3. Cliick the Run button. PyFluxPro will run through the whole data set using the specified window size.
4. When PyFluxPro has finished the gap filling and you're happy with the results, click the Done button.

The remaining options on the GapFillFromAlternate GUI are as follows:

1. Min pts (%) - this is the minimum percentage of good data that must be present in the window being filled. Specifying this value ensures the regression between the flux tower and alternate data is done on an adequate sample of good data.
2. Auto complete - specifies how to treat periods that do not contain sufficient good data (see Min pts (%)). When Auto complete is checked, PyFluxPro will set aside any periods with less than Min pts (%) good data and continue with the next period. Once all periods have been processed, PyFluxPro will return to those set aside and will extend these in increments of 2 days (start 1 day earlier, end 1 day later) until Min pts (%) is satisfied. This ensures that the shortest window length is used while still satisfying the Min pts (%) criterion.
3. Show plots - controls display of the plots produced by GapFillUsingSOLO. Plots are not displayed to the screen when this box is unchecked but hard copies of the plots (PNG files) are still produced. By default, PyFluxPro only displays plots when the data period being processed contains gaps. Checking the Plot all check box will cause plots to be displayed for all periods regardless of whether the target contains gaps or not.

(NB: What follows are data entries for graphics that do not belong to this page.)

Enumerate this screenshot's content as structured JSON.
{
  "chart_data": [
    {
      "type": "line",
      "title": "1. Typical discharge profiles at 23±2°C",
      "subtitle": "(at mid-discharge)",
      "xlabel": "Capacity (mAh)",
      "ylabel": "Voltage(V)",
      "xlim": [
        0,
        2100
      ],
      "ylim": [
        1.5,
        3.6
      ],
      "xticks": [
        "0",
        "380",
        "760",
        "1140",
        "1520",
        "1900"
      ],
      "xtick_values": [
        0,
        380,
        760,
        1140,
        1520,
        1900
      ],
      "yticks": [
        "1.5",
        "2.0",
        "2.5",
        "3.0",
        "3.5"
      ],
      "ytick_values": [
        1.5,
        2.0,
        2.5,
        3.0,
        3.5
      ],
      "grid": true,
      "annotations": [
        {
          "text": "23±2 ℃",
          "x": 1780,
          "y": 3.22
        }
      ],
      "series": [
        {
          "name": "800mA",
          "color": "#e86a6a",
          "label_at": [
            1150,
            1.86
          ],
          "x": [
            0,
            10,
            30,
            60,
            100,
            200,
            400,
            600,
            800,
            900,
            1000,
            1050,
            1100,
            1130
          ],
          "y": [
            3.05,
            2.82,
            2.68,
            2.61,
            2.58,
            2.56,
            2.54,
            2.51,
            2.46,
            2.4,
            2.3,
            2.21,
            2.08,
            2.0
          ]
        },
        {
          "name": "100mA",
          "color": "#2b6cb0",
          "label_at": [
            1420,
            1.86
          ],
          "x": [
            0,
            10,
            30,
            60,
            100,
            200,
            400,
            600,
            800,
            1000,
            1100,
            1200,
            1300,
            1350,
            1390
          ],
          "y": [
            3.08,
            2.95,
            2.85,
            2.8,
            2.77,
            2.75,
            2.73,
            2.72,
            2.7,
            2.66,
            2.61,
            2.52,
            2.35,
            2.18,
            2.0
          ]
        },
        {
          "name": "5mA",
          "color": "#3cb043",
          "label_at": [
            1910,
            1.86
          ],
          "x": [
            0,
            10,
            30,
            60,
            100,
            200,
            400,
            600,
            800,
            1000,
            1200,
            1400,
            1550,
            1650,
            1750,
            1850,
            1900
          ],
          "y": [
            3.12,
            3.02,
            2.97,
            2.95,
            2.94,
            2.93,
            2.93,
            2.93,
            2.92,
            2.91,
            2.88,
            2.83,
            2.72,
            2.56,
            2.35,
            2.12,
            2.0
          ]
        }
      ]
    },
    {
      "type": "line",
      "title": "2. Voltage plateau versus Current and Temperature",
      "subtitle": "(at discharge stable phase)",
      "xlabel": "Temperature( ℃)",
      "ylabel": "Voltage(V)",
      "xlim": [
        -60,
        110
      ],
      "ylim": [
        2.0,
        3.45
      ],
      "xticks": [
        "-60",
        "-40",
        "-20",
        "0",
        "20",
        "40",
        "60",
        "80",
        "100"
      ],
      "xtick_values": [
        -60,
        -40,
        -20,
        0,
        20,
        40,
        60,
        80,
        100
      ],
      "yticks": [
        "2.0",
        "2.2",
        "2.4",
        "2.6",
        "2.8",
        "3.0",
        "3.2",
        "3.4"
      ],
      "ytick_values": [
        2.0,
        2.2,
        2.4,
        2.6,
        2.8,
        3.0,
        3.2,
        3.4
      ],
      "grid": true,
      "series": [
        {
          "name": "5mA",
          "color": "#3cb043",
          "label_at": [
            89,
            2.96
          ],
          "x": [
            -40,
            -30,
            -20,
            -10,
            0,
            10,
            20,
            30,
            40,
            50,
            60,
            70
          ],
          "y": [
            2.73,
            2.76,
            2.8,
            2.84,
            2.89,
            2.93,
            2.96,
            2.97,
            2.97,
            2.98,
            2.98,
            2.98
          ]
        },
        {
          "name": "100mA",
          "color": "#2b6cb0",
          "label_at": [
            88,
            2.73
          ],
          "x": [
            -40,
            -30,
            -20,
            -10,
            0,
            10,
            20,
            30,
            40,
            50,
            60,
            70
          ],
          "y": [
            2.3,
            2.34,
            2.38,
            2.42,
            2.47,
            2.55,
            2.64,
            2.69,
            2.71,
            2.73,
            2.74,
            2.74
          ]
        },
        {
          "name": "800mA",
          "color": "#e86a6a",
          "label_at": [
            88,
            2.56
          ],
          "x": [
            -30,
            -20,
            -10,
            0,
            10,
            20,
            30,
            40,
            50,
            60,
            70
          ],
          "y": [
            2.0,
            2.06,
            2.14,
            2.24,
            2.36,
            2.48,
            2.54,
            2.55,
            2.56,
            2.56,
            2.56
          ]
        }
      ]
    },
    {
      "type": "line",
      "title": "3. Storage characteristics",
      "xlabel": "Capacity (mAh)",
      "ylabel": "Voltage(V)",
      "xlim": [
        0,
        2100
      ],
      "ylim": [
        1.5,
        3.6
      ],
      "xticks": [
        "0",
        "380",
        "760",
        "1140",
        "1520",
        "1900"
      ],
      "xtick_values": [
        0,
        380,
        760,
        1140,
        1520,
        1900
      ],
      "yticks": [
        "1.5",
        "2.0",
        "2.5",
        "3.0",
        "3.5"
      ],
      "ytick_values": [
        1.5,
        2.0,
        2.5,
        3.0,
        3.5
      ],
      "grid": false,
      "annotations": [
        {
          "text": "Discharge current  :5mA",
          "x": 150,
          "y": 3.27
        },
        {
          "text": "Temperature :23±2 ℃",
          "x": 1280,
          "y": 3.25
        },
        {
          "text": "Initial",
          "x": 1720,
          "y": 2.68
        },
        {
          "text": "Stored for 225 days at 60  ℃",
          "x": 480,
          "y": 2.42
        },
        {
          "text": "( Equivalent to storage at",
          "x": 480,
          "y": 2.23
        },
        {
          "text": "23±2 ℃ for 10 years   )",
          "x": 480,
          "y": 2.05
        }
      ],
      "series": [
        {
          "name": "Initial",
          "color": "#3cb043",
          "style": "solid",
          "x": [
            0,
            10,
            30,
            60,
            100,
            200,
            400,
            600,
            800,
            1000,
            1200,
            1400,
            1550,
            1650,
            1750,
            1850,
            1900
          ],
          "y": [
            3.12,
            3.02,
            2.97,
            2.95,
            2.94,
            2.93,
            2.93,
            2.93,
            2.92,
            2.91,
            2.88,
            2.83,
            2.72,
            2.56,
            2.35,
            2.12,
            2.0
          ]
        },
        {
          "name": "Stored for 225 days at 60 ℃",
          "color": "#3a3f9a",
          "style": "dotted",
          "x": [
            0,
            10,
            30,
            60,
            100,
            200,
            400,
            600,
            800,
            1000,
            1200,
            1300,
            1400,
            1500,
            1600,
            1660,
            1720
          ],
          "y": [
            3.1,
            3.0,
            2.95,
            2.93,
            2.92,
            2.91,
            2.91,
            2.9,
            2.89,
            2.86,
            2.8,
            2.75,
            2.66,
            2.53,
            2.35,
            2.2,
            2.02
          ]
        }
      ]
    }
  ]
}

The L4 processing produces 2 output files:

1. The L4 netCDF file containing the same variables as the L3 netCDF file but with the gaps in the variables specified in the control file filled using alternate data or climatology.
2. An Excel workbook containing a sheet for each alternate variable with fit statistics for each period in the gap filling process.

Plots of the intermediate data produced during the gap filling process are displayed on the screen and hard copies of the plots are saved as PNG files. The type of plots depends on the gap filling method and are described below. Note that hard copies (PNG files) of the plots displayed to the screen are produced by default.

The L4 processing always displays a coverage plot of the variables being gap filled before applying the gap fill methods, see the screenshot below.

The coverage plot shows a time line for each variable with gaps in the data represented by gaps in the time lines. The variable names are shown on the left hand Y axis and the percentage of good data present in the variables being gap filled are shown on the right hand Y axis. The X axis is the date. The example shown above, from the Calperum OzFlux site, shows 9 years of data with a large gap (~3 months) in early 2014 when the flux tower and instruments were damaged by a wild fire.

The progress of the L4 gap filling process is shown by thick lines plotted over the thin time lines of the original coverage plot, see the screenshot below.

PyFluxPro produces plots of the flux tower and alternate data for each period used in the gap filling process. A single plot window is updated as the results become available for each variable, see the example below.

The L4 plot consists of several elements:

1. The top section consists of time series plots of the alternate data (blue lines). The bottom time series plot shows the tower data (red dots) and the fitted alternate data (green line). The example shown is for Ta and has the ERA5 data in the top time series, the ACCESS data in the time series second from the top and the AWS data in the time series third from the top.
2. The bottom left plot is a scatter plot of the observations (Y axis) versus the gap filling data (X axis). The line of best fit is shown as a dashed, red line and the equation of best fit is given at the top of the scatter plot.
3. The centre plot in the bottom row is the diel variation of the data for the period shown in the time series. The red dots are the observations, the blue line is the alternate data and the green line is the best fit of the alternate data to the observations.
4. The bottom right section of the plot gives details of the gap filling parameters used for this variable and period and statistics for the agreement between the gap fill data and the observations.